Kasielke said that if the condor survives it would stay at the zoo for several weeks, but could be returned to the wild.
Exactly how long ago the bird was shot could not be determined, she said.
___
On the Net:
U.S. Fish and Wildlife Service Endangered Species Program: http://www.fws.gov/endangered/i/b0g.html
Ventana Wildlife Society: http://www.ventanaws.org/
Calif. Department of Fish and Game: http://www.dfg.ca.gov/wildlife/hunting/condor/


----------



## john warren (Jan 25, 2005)

i wouldn't care if i had to shoot marshmallows at them. only thing i care about is that the round give me a fast, accurate and clean kill. its about respect for the animal. if they can prove lead is bad i would hunt with what ever was required. 
however,,, i would bet most of this is based on made up science and is more an effort to show what bad people hunters are, poisoning the condours.


----------



## hda31 (Nov 21, 2006)

your second part of your statement is the only true thing about these what these idiots are trying for. Playing on people's emotions for an endangered species is all they want to do to demonize hunters and gun owners. Makes me sick. We just need to unite and stay strong as they keep pushing against us.


----------



## DGF (Nov 23, 2000)

I have no doubt the intent of this article was to, as hda31 put it, "demonize hunters and gun owners." Fact is however, a poacher (not a hunter) did at some point in time shoot this condor. Poachers do give hunters a bad name, as it is my belief most non-hunters don't differentiate between us hunters and poachers. 

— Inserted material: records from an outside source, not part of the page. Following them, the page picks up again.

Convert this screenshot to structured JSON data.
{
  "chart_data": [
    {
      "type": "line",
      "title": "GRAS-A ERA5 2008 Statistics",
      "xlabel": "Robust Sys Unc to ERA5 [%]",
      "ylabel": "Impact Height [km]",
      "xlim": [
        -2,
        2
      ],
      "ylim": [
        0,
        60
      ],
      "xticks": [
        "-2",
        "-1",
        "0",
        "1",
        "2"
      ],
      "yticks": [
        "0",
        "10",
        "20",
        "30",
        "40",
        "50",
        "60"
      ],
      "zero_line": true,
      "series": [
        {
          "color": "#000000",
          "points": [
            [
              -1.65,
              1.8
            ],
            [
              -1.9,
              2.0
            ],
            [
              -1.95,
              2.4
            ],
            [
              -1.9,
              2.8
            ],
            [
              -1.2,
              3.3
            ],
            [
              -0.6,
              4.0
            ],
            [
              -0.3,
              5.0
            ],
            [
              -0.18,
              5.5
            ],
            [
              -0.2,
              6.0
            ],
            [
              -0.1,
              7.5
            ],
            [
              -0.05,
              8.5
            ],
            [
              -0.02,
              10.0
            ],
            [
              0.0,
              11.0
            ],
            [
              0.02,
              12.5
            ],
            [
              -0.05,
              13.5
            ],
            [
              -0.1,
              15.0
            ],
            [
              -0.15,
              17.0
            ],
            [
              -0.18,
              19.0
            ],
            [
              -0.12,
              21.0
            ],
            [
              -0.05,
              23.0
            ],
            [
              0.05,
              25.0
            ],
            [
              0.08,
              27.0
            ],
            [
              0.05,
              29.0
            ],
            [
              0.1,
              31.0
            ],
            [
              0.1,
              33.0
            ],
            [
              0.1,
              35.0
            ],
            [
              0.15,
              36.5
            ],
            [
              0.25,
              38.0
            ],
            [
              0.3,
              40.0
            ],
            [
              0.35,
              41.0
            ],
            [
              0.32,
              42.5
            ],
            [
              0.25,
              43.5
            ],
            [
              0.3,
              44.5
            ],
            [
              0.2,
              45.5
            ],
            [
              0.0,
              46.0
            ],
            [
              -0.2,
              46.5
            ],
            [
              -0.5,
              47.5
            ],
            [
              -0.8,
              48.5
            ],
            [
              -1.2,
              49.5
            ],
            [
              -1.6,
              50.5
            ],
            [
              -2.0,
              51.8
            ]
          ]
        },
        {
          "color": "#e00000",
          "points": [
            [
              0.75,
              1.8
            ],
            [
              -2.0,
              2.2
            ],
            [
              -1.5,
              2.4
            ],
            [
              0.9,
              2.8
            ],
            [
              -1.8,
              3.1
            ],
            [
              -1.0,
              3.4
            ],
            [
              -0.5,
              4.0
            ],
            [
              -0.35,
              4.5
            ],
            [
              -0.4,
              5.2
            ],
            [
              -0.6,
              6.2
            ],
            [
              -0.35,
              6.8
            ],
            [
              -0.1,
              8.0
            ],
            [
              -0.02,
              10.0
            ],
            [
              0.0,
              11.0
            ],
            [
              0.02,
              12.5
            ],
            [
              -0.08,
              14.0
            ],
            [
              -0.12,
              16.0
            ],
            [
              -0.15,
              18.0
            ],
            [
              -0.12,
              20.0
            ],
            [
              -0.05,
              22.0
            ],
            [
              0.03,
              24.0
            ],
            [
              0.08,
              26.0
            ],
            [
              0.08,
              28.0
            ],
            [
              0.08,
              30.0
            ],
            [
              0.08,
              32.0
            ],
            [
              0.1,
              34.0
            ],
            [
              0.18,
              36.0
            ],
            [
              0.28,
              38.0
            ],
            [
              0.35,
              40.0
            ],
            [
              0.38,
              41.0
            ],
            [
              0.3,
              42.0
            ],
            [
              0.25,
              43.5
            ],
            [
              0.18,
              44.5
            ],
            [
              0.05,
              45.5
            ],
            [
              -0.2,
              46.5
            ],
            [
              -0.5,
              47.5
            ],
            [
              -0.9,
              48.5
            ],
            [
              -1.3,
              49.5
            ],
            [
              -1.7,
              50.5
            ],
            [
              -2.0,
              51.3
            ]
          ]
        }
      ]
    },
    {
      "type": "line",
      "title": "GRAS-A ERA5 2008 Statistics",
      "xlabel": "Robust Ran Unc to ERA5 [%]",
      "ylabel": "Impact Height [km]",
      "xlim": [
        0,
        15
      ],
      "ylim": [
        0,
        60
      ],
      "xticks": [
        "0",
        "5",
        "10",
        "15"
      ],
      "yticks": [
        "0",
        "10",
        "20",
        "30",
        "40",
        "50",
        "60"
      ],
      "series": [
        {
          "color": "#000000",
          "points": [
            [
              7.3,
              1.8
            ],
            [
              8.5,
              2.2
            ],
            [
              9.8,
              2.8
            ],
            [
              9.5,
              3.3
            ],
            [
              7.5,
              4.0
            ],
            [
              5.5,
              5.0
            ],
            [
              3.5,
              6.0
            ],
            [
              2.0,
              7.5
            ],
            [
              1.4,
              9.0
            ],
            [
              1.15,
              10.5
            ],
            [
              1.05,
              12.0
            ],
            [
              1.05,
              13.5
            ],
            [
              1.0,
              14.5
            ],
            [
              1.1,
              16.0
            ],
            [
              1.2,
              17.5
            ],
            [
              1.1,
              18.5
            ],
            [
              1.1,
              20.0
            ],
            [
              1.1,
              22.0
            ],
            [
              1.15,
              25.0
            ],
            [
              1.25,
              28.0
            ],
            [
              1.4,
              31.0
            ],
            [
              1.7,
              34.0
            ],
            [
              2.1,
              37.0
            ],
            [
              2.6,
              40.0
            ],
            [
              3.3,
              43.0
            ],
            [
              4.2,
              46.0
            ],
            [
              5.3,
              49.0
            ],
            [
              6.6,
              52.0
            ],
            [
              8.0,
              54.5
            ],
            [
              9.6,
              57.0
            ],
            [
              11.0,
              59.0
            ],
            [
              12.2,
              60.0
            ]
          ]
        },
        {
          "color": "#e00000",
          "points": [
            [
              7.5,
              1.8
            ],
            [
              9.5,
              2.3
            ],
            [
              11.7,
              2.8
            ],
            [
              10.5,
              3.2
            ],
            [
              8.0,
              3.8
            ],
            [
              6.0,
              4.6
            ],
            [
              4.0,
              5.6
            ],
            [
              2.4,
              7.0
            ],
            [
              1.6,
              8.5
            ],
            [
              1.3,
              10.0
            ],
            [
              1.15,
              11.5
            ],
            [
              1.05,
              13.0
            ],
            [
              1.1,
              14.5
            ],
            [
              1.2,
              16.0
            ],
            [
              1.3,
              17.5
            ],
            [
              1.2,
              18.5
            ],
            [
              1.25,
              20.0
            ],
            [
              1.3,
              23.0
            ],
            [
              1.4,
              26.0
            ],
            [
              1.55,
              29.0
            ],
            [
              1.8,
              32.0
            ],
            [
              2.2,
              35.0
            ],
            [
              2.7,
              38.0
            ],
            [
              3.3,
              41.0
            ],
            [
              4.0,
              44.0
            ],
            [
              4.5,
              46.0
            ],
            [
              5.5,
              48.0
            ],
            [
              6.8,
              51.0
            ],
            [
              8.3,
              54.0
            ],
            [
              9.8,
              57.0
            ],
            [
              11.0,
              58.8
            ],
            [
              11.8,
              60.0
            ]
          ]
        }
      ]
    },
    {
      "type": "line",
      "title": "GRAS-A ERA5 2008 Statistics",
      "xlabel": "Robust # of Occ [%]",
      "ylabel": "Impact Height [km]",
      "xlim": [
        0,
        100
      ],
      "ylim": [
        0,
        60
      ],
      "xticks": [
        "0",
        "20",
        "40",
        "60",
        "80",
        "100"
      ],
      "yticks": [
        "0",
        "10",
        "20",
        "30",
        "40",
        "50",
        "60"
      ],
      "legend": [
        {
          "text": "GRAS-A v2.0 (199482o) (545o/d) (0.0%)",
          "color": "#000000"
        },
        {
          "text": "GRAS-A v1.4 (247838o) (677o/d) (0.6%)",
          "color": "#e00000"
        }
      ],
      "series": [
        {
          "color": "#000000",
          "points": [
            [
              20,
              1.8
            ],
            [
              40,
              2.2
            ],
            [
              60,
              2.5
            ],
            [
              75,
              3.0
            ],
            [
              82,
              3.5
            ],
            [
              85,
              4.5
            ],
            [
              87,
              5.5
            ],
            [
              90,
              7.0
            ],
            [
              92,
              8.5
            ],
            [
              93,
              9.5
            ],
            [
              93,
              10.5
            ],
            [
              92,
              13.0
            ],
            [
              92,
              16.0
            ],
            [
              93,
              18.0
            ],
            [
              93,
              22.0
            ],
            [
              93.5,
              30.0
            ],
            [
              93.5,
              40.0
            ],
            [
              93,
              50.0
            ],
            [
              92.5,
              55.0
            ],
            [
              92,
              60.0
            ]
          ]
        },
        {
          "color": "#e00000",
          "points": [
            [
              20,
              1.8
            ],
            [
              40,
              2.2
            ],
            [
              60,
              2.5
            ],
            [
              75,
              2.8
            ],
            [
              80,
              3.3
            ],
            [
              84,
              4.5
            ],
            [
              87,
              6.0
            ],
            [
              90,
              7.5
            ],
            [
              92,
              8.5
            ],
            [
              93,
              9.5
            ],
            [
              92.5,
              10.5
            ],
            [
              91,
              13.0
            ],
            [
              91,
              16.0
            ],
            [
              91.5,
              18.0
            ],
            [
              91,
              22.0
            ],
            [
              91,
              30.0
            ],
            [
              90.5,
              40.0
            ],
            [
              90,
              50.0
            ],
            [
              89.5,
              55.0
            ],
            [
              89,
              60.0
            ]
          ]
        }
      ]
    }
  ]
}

As far as the lead poisoning goes, I do believe a better compromise to the possible problem would be hunters burying the entrials of the game after the animal is field dressed. This was mentioned as a solution however the ban on lead ammo was still imposed in some areas. 

Is it possible a piece of the shot, if actually lead, could have caused the lead poisioning? Could the presence of lead shot stuck in the tissue of the bird somehow cause the lead poisoning, not the use of lead on legal game whose entrials were later eaten by a condor? Hmmm...

~Dan~


----------